Coube-me em dezembro de 1988, enquanto
jornalista, cobrir a inauguração pelo primeiro-ministro Cavaco Silva da chamada
“via rápida do Marão” (entretanto vulgarizada com o nome de “IP4”), considerada,
ao tempo, um dos maiores rasgos da engenharia do século XX, com um impacto previsível
no desenvolvimento regional comparável ao da demarcação pombalina da Região do
Douro. E não podiam ser mais otimistas os discursos políticos de então, que
proclamavam: “Agora, é que o progresso vai chegar”. Mas não chegou. O expectável
desenvolvimento de Trás-os-Montes não aconteceu. Nos últimos 25 anos, a região perdeu
mais de quase 70 mil habitantes, em especial nos meios rurais de onde os mais
jovens partiram, deixando ficar uma população de idosos. E foi o próprio Estado
a ajudar ao descalabro.

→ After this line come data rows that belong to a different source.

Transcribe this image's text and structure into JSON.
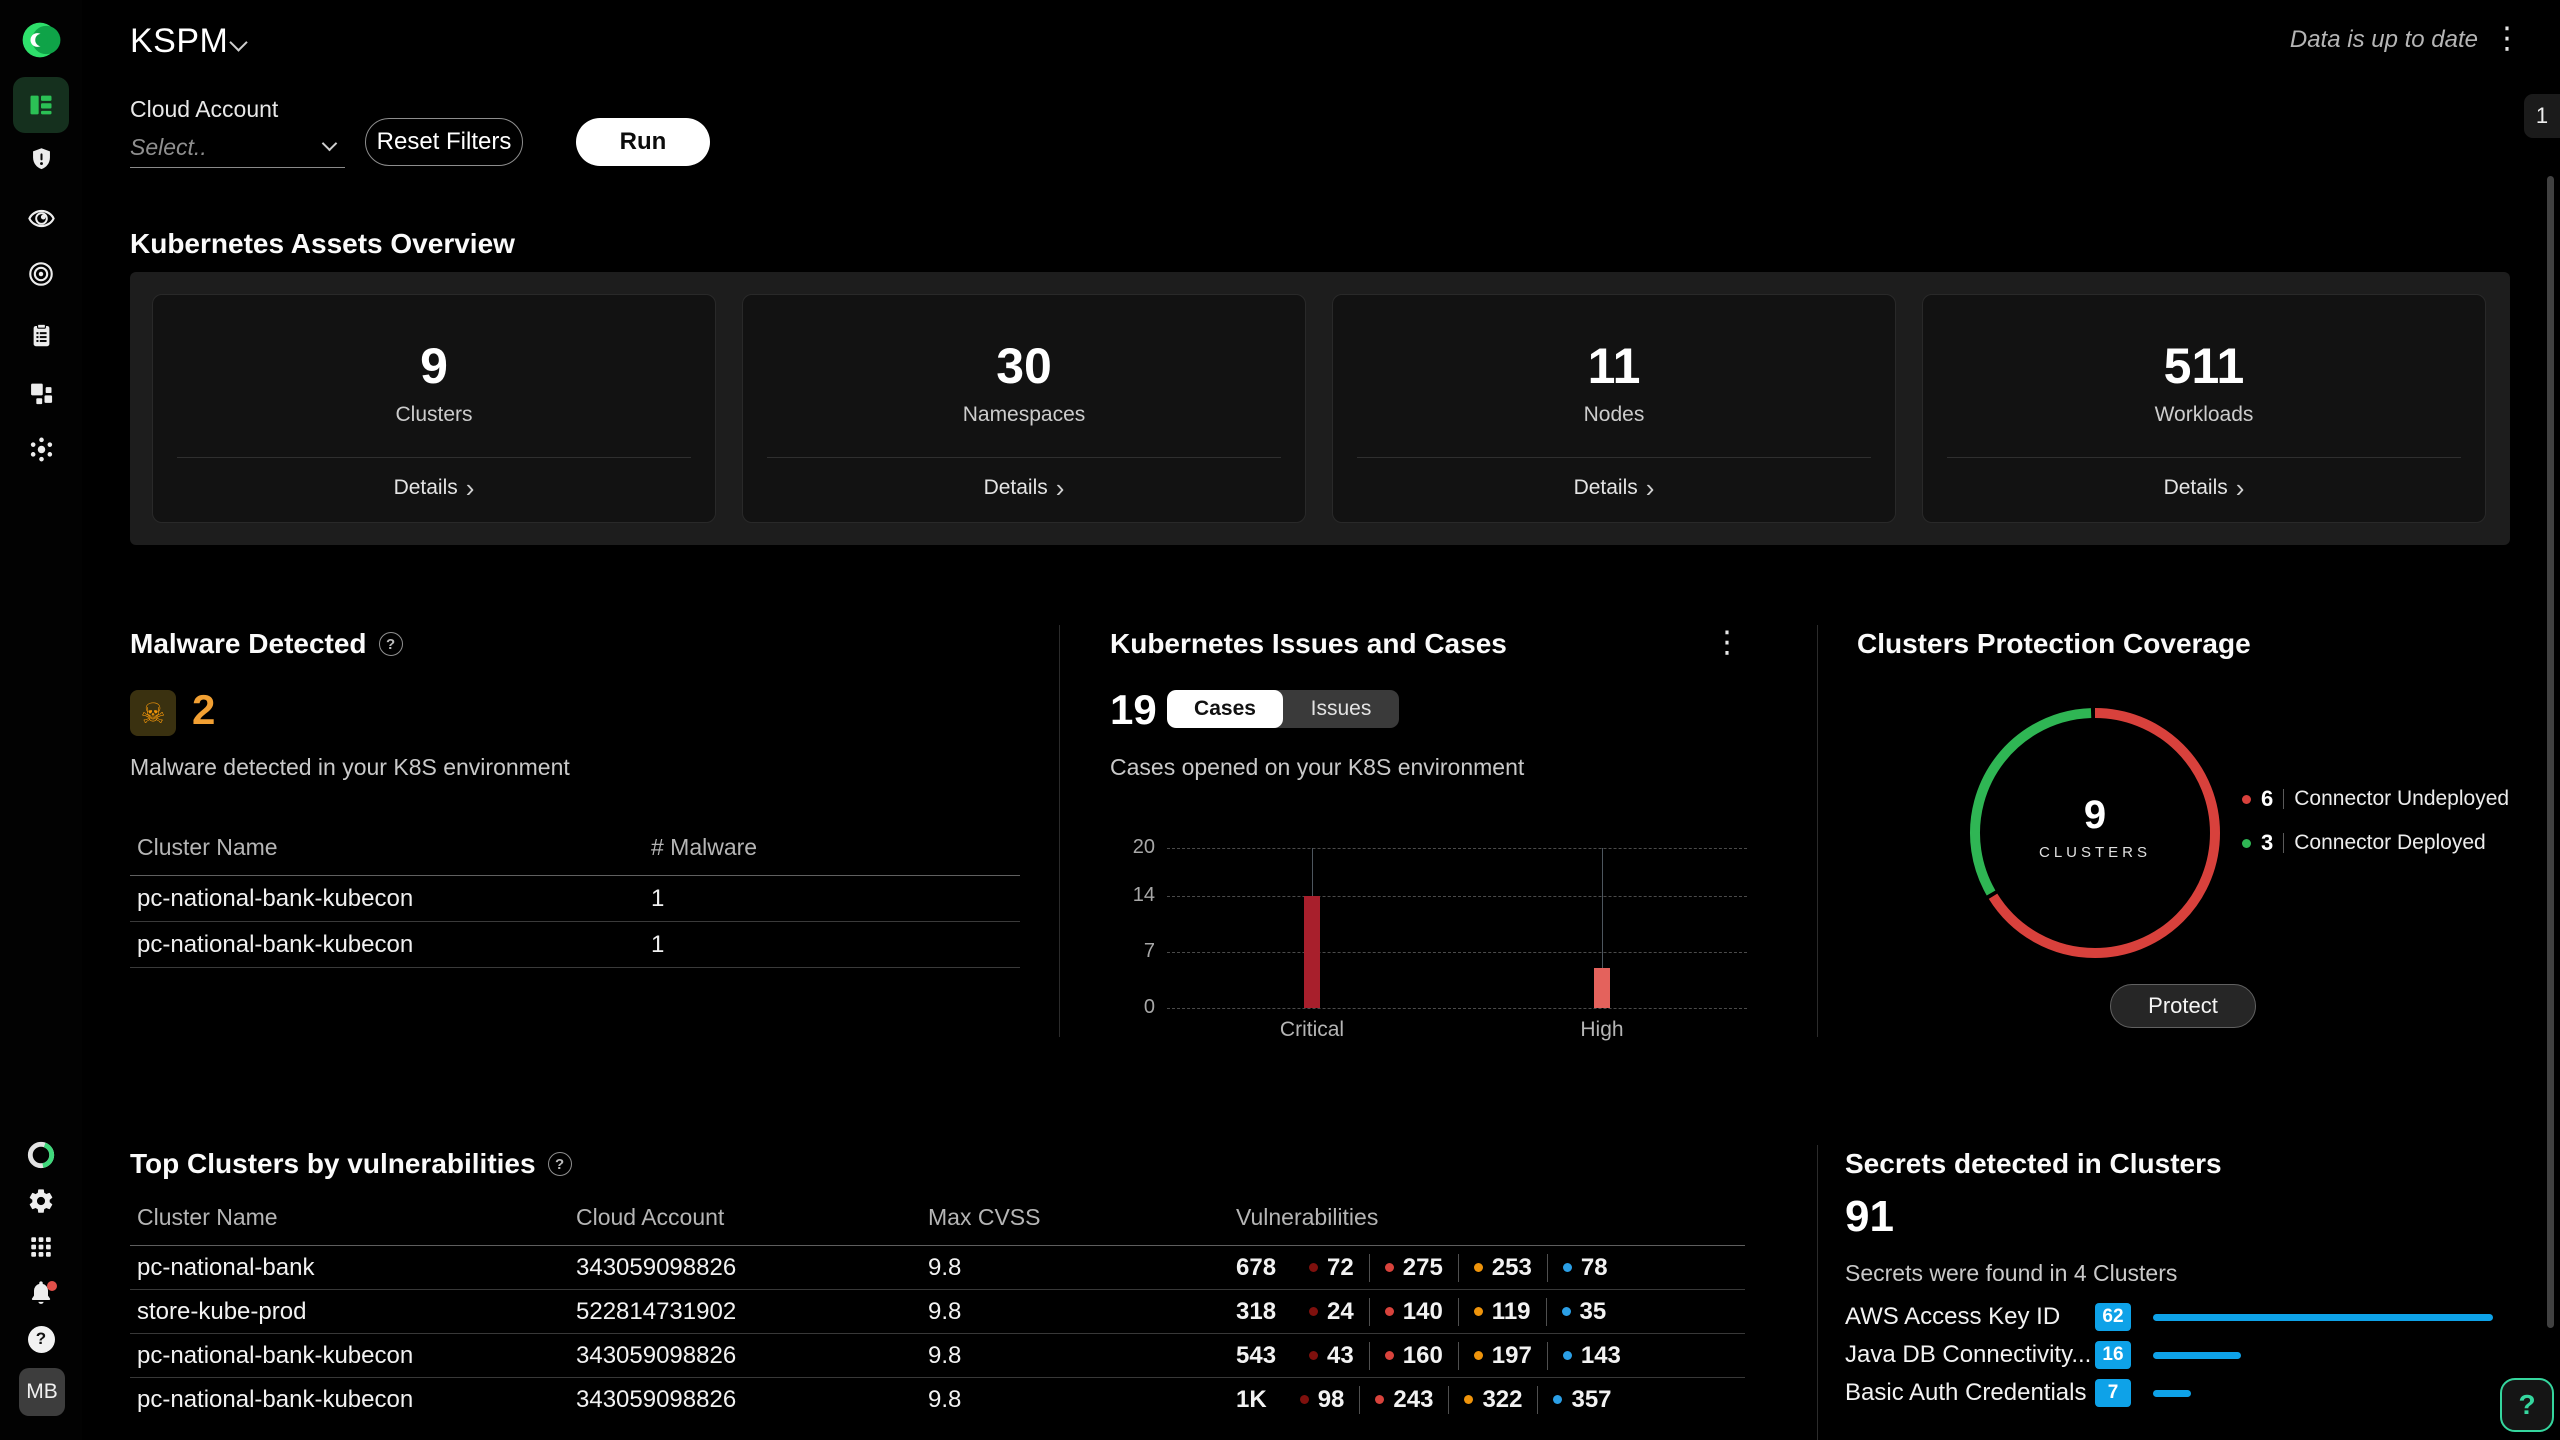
{
  "header": {
    "title": "KSPM",
    "status": "Data is up to date",
    "side_tab": "1"
  },
  "filters": {
    "cloud_account_label": "Cloud Account",
    "select_placeholder": "Select..",
    "reset_label": "Reset Filters",
    "run_label": "Run"
  },
  "assets_overview": {
    "title": "Kubernetes Assets Overview",
    "cards": [
      {
        "value": "9",
        "label": "Clusters",
        "details_label": "Details"
      },
      {
        "value": "30",
        "label": "Namespaces",
        "details_label": "Details"
      },
      {
        "value": "11",
        "label": "Nodes",
        "details_label": "Details"
      },
      {
        "value": "511",
        "label": "Workloads",
        "details_label": "Details"
      }
    ]
  },
  "malware": {
    "title": "Malware Detected",
    "count": "2",
    "description": "Malware detected in your K8S environment",
    "headers": [
      "Cluster Name",
      "# Malware"
    ],
    "rows": [
      {
        "cluster": "pc-national-bank-kubecon",
        "count": "1"
      },
      {
        "cluster": "pc-national-bank-kubecon",
        "count": "1"
      }
    ]
  },
  "issues_cases": {
    "title": "Kubernetes Issues and Cases",
    "count": "19",
    "tabs": [
      "Cases",
      "Issues"
    ],
    "active_tab": "Cases",
    "description": "Cases opened on your K8S environment"
  },
  "protection": {
    "title": "Clusters Protection Coverage",
    "center_value": "9",
    "center_label": "CLUSTERS",
    "button_label": "Protect"
  },
  "top_clusters": {
    "title": "Top Clusters by vulnerabilities",
    "headers": [
      "Cluster Name",
      "Cloud Account",
      "Max CVSS",
      "Vulnerabilities"
    ],
    "severity_colors": [
      "#7f100d",
      "#d8433c",
      "#ef940b",
      "#2b9fe6"
    ],
    "rows": [
      {
        "cluster": "pc-national-bank",
        "account": "343059098826",
        "cvss": "9.8",
        "total": "678",
        "counts": [
          {
            "value": "72"
          },
          {
            "value": "275"
          },
          {
            "value": "253"
          },
          {
            "value": "78"
          }
        ]
      },
      {
        "cluster": "store-kube-prod",
        "account": "522814731902",
        "cvss": "9.8",
        "total": "318",
        "counts": [
          {
            "value": "24"
          },
          {
            "value": "140"
          },
          {
            "value": "119"
          },
          {
            "value": "35"
          }
        ]
      },
      {
        "cluster": "pc-national-bank-kubecon",
        "account": "343059098826",
        "cvss": "9.8",
        "total": "543",
        "counts": [
          {
            "value": "43"
          },
          {
            "value": "160"
          },
          {
            "value": "197"
          },
          {
            "value": "143"
          }
        ]
      },
      {
        "cluster": "pc-national-bank-kubecon",
        "account": "343059098826",
        "cvss": "9.8",
        "total": "1K",
        "counts": [
          {
            "value": "98"
          },
          {
            "value": "243"
          },
          {
            "value": "322"
          },
          {
            "value": "357"
          }
        ]
      }
    ]
  },
  "secrets": {
    "title": "Secrets detected in Clusters",
    "count": "91",
    "description": "Secrets were found in 4 Clusters"
  },
  "sidebar": {
    "active_icon": "dashboard",
    "top_icons": [
      "dashboard",
      "shield-alert",
      "eye",
      "target",
      "clipboard",
      "components",
      "cluster-hub"
    ],
    "bottom_icons": [
      "brand-ring",
      "settings-gear",
      "apps-grid",
      "notifications-bell",
      "help",
      "avatar"
    ],
    "avatar": "MB"
  },
  "colors": {
    "accent_green": "#2bc155",
    "bar_critical": "#a81f2c",
    "bar_high": "#e4625c",
    "donut_red": "#d8413c",
    "donut_green": "#2fb654",
    "secrets_blue": "#0ea2e8",
    "malware_orange": "#f2a033"
  },
  "chart_data": [
    {
      "type": "bar",
      "title": "Cases opened on your K8S environment",
      "categories": [
        "Critical",
        "High"
      ],
      "values": [
        14,
        5
      ],
      "bar_colors": [
        "#a81f2c",
        "#e4625c"
      ],
      "yticks": [
        0,
        7,
        14,
        20
      ],
      "ylim": [
        0,
        20
      ],
      "grid": "horizontal-dashed",
      "xlabel": "",
      "ylabel": ""
    },
    {
      "type": "pie",
      "donut": true,
      "title": "Clusters Protection Coverage",
      "labels": [
        "Connector Undeployed",
        "Connector Deployed"
      ],
      "values": [
        6,
        3
      ],
      "colors": [
        "#d8413c",
        "#2fb654"
      ],
      "center_text": "9 CLUSTERS",
      "legend_position": "right"
    },
    {
      "type": "bar",
      "orientation": "horizontal",
      "title": "Secrets detected in Clusters",
      "categories": [
        "AWS Access Key ID",
        "Java DB Connectivity...",
        "Basic Auth Credentials"
      ],
      "values": [
        62,
        16,
        7
      ],
      "color": "#0ea2e8"
    }
  ]
}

Deu com uma mão (o IP4), mas tirou com a outra: encerrou escolas, maternidades, serviços de saúde e
tribunais (aplicando no interior rural os mesmos critérios que vigoram para os
grandes centros), extinguiu ou deslocou para as grandes cidades repartições,
serviços públicos, postos e delegações de empresas públicas, imprescindíveis
que eram à dinâmica da vida no interior, enquanto impulsionadores de outras
dinâmicas: criação de empresas e de empregos. A contrariar este revés, salva-se
a UTAD e o IPB, que, no mesmo transcurso temporal, cresceram e se afirmaram nos
seus territórios, contra ventos e marés.
Quanto ao IP4, ficou a
memória trágica das centenas de vítimas mortais, e sobre o almejado progresso, fica
cada vez mais a certeza de que também não é com autoestradas que se desenvolvem
as regiões. A fluidez com que uma autoestrada traz pessoas também as leva. Os
romanos, esses, viram mais longe há dois mil anos. Construíram a sua via romana
ligando Bracara Augusta a Brigantia, seguindo depois até Asturica (Astorga),
mas fizeram-no de olhos postos nos recursos endógenos destes territórios,
explorando termas e minas de ouro e assegurando uma rota eficaz para fins
militares e comerciais. Tinham, por isso, uma estratégia de desenvolvimento. Uma
estratégia que nos dias de hoje, se existe, não se vê como capaz de atrair e
fixar pessoas, empresas, serviços, instituições, massa crítica.
Camilo demorou, entre Vila
Real e o Porto, “vinte horas de liteira”. Hoje demoraria uma, se tanto. Mas
quem pode contentar-se apenas com isso?